Musin claims to have participated in about 200 court hearings and meetings over the past seven years. His main conclusion is that business problems in Uzbekistan largely depend on the quality of the judicial system. “The court should be the final resort for an entrepreneur. Courts must be independent,” he emphasizes.
A central episode is his conflict with a bank. Musin alleges that the bank, instead of helping to complete an almost finished building, created conditions for a fictitious bankruptcy. “The bank invented a fake bankruptcy to seize my property. I had a building almost ready, only three to four billion soums were missing. Just give me that money, and I would have launched it,” he recalls. Instead, the bank sued for the entire loan package, drastically increasing the state fee.
He emotionally describes the “Chinaras” project, envisioned as a large cultural and tourist complex with an aqua park, ethnographic village, and hotel. “I have been fighting for 13 years, 13 years I have been banging away,” he says. In 2019, parts of his land were cut off under the pretext of road construction, but he believes it was actually intended for other interested parties.

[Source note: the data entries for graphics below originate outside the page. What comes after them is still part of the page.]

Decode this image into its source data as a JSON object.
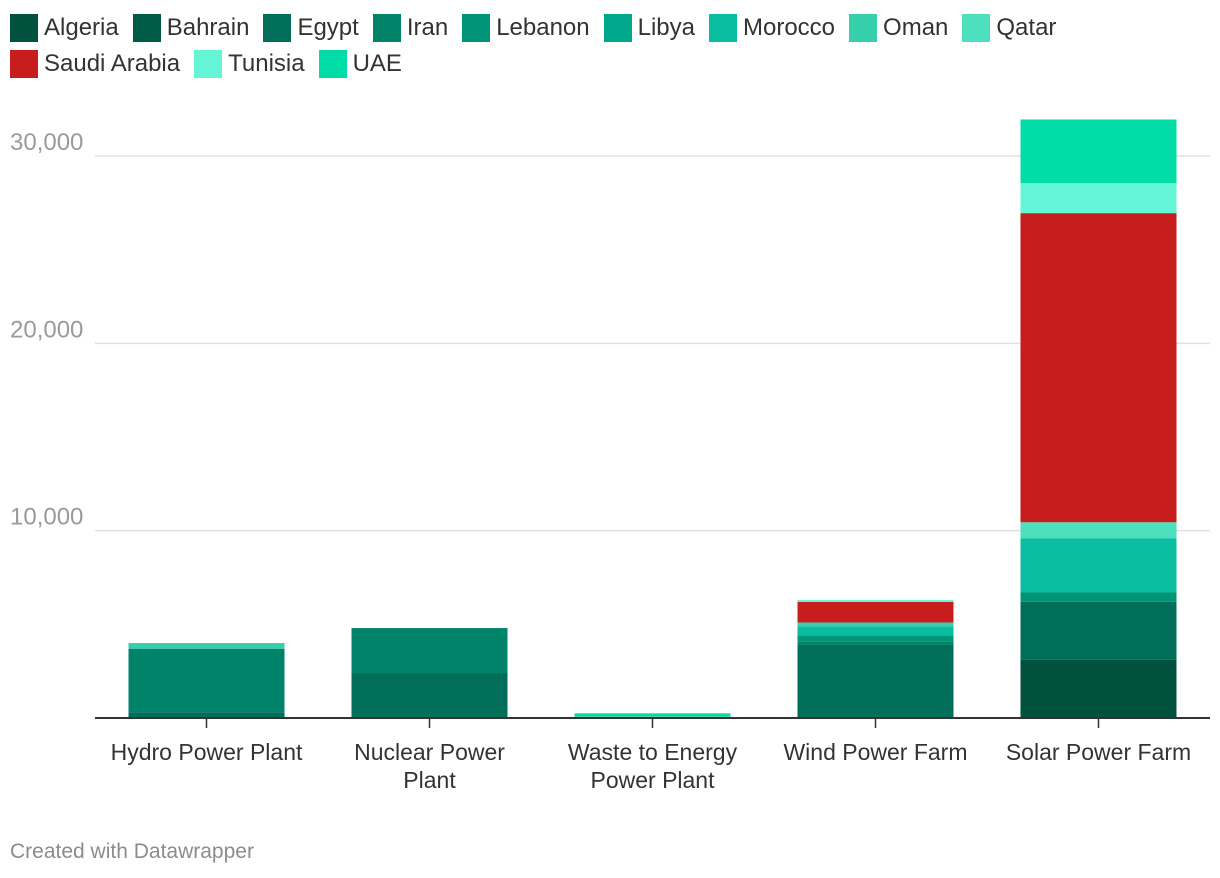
{
  "chart_data": {
    "type": "bar",
    "stacked": true,
    "categories": [
      "Hydro Power Plant",
      "Nuclear Power Plant",
      "Waste to Energy Power Plant",
      "Wind Power Farm",
      "Solar Power Farm"
    ],
    "category_lines": [
      [
        "Hydro Power Plant"
      ],
      [
        "Nuclear Power",
        "Plant"
      ],
      [
        "Waste to Energy",
        "Power Plant"
      ],
      [
        "Wind Power Farm"
      ],
      [
        "Solar Power Farm"
      ]
    ],
    "series": [
      {
        "name": "Algeria",
        "color": "#00513d",
        "values": [
          0,
          0,
          0,
          0,
          3100
        ]
      },
      {
        "name": "Bahrain",
        "color": "#005c47",
        "values": [
          0,
          0,
          0,
          0,
          0
        ]
      },
      {
        "name": "Egypt",
        "color": "#006e58",
        "values": [
          300,
          2400,
          0,
          3900,
          3100
        ]
      },
      {
        "name": "Iran",
        "color": "#008369",
        "values": [
          3400,
          2400,
          0,
          200,
          0
        ]
      },
      {
        "name": "Lebanon",
        "color": "#009478",
        "values": [
          0,
          0,
          0,
          300,
          500
        ]
      },
      {
        "name": "Libya",
        "color": "#00a88b",
        "values": [
          0,
          0,
          0,
          0,
          0
        ]
      },
      {
        "name": "Morocco",
        "color": "#0bbda0",
        "values": [
          0,
          0,
          0,
          500,
          2900
        ]
      },
      {
        "name": "Oman",
        "color": "#36cfac",
        "values": [
          300,
          0,
          100,
          200,
          0
        ]
      },
      {
        "name": "Qatar",
        "color": "#4ddfbe",
        "values": [
          0,
          0,
          0,
          0,
          850
        ]
      },
      {
        "name": "Saudi Arabia",
        "color": "#c71e1d",
        "values": [
          0,
          0,
          0,
          1100,
          16500
        ]
      },
      {
        "name": "Tunisia",
        "color": "#63f5d5",
        "values": [
          0,
          0,
          0,
          100,
          1600
        ]
      },
      {
        "name": "UAE",
        "color": "#02dda7",
        "values": [
          0,
          0,
          150,
          0,
          3400
        ]
      }
    ],
    "yticks": [
      10000,
      20000,
      30000
    ],
    "ytick_labels": [
      "10,000",
      "20,000",
      "30,000"
    ],
    "ylim": [
      0,
      32500
    ],
    "grid": true,
    "legend_position": "top-left",
    "title": "",
    "xlabel": "",
    "ylabel": ""
  },
  "legend_rows": [
    [
      "Algeria",
      "Bahrain",
      "Egypt",
      "Iran",
      "Lebanon",
      "Libya",
      "Morocco",
      "Oman",
      "Qatar"
    ],
    [
      "Saudi Arabia",
      "Tunisia",
      "UAE"
    ]
  ],
  "footer": "Created with Datawrapper"
}
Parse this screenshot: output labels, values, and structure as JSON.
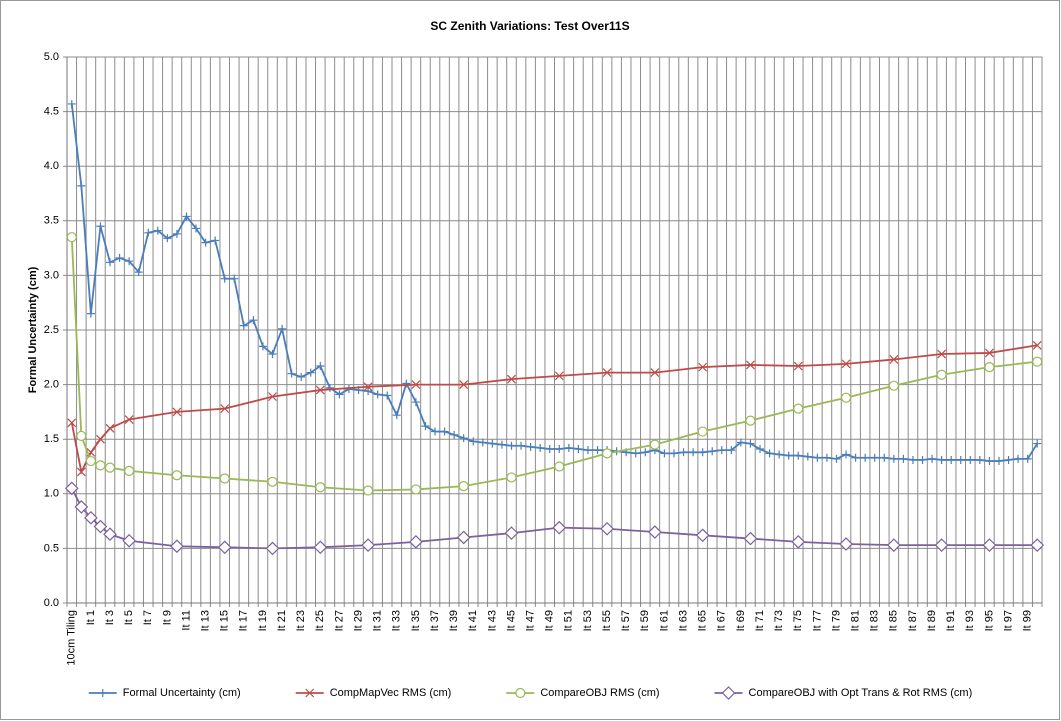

In an alternative scenario, if not hindered, by 2020 an aqua park would have been built, followed by a hotel complex, ethnographic village, and large tourist zone. He speaks of 150,000 square meters of hotel space, international operators, and thousands of jobs.
Musin dreams of a global expansion of Uzbek cuisine: “Plov Museum New York, Plov Museum Sydney, Plov Museum London. Can you imagine?” He considers plov a “soft power” of the country.
Addressing the shortage of five-star hotels, Musin blames the tax system: “Because taxes are such that investors do not invest in five-star hotels. If a hotel takes 100 years to pay off, investors will not go.” He proposes exempting hotels from property and land taxes.
Despite the sale, Musin insists he has no intention of leaving Uzbekistan: “I live here with pleasure. But I could live with even more pleasure if my dreams come true.”
Timur Musin’s story is not just about one restaurateur and his assets, but a question about the role of business in the country’s development. According to him, a real breakthrough requires independent courts, professional officials, reasonable loans, and clear taxes. “I can work much more effectively, presenting my restaurants to the world not only here in Uzbekistan, but also beyond,” he concludes.